For some output formats you can also choose a related input format. Unlike output formats that are global for a mailbox, input formats are specific to a template.

In the following sections, we detail how and when use each output format.

Text normalization

Parseur does most of the text sanitizing automatically. However, if offers two variations for standard Text fields, depending on whether you want to keep new lines.

Text (Multi-line) format

This is the default format when creating a field.

The "Text" format will extract all visible text from your emails, including visible new lines. It will also strip out any formatting and HTML elements and just keep the text.

When selecting "Text" output format, you can further tweak the format by selecting an input format:

  • HTML text (default): tells Parseur that the documents contain HTML. Parseur will use HTML markup to determine line breaks and then remove all HTML markup from field result
  • Raw Text: tells Parseur that the document is text-only. Parseur will keep line breaks and any HTML markup in the original value

Text (single-line) format

The "One line text" format will extract all visible text from your emails, excluding visible new lines. Like the text format, it will also strip out any formatting and HTML elements and just keep the text.

Use the One-line Text format if you require the result field to be on a single line and exclude any line breaks.
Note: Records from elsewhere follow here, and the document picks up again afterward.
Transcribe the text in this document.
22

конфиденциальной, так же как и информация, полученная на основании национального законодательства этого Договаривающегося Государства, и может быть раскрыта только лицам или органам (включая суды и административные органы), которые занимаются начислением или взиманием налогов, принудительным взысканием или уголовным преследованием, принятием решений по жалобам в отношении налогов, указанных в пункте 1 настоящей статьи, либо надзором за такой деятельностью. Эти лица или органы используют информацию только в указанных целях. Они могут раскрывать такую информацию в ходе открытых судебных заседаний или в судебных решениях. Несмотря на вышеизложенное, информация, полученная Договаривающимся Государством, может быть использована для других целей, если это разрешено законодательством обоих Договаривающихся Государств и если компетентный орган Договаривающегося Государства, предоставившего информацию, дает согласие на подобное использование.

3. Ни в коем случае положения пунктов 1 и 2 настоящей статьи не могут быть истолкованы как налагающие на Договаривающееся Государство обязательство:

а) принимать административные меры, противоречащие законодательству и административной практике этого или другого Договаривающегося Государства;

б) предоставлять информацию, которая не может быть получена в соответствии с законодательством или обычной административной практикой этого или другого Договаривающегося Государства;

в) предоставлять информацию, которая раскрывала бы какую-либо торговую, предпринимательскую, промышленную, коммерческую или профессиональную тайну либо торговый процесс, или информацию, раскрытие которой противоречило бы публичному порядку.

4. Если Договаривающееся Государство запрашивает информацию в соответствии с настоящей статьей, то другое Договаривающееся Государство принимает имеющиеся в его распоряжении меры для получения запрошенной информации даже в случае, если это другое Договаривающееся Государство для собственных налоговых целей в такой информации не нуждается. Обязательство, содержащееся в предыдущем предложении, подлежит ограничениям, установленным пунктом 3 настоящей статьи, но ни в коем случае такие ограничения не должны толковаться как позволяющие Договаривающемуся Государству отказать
Same as for the multi-line format, you can further tweak the format by selecting an input format:

  • HTML text (default): tells Parseur that the documents contain HTML. Parseur will remove all HTML markup from field result
  • Raw Text: tells Parseur that the document is text-only. Parseur will remove any consecutive space but keep any HTML markup from the original value

Dates normalization

Dates and times can take all kinds of shapes in your documents. Quite often, applications integrated with Parseur require date fields to be formatted in a specific way. Normalizing dates from emails is almost always a required step before sending and using dates in other applications.
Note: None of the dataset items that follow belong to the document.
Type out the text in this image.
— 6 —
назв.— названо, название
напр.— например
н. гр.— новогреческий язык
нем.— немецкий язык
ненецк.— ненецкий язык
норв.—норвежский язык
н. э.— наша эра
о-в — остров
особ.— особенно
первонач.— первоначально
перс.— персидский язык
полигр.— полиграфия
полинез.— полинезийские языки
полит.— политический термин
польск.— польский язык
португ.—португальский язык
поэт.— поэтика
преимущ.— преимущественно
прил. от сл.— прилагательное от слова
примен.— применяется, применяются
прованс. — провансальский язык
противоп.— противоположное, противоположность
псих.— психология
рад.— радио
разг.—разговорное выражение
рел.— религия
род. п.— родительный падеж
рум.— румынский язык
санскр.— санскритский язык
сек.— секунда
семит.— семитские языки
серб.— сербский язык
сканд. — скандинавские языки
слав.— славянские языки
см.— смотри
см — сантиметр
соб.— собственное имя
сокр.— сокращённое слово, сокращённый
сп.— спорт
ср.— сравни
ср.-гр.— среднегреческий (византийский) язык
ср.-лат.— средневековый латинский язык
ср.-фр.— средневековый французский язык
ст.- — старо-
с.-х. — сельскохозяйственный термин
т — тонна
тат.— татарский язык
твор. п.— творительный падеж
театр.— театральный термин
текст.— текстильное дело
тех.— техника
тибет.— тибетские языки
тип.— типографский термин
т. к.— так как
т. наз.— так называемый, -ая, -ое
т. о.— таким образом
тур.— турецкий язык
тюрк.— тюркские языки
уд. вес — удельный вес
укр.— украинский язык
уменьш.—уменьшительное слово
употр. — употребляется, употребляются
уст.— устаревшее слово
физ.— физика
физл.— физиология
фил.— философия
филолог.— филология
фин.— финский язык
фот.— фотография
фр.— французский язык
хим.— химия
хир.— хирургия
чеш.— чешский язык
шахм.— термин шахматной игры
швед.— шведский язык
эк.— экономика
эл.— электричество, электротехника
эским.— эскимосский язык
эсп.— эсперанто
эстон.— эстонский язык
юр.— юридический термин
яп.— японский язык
Parseur offers 3 types of date and time formats. They are rather self-explanatory:

Date format

The "Date" format will sanitize a field into a date. If the field contains a date and a time, only the date information part will be kept. Examples of dates recognized by Parseur:

  • 12 Jan 2018
  • 2018-1-2
  • Wed Jan 24th, 2018 1:58pm
  • 01/12/2018: this date can either be the 12th of January or the 1st of December, depending on the locale and conventions. See the section below to tell Parseur how to disambiguate that situation.

Time format

The "Time" format will sanitize a field into a time. If the field contains a date and a time, only the time information part will be kept. Examples of times recognized by Parseur:

  • 1:58pm
  • 13:58:23
  • 12h36

Date and time format

The "Date and Time" format will sanitize a field into a datetime. If the field contains no time information, 00:00:00 will be used for the time part. Examples of datetimes recognized by Parseur:

  • Wed Jan 24th, 2018 1:58pm
  • 12 Jan 2018 13:58:23
  • 2018-01-24T05:18:44.841813+00:00

Using Field formats, Parseur can decode and sanitize dates or times of any shape into a common format.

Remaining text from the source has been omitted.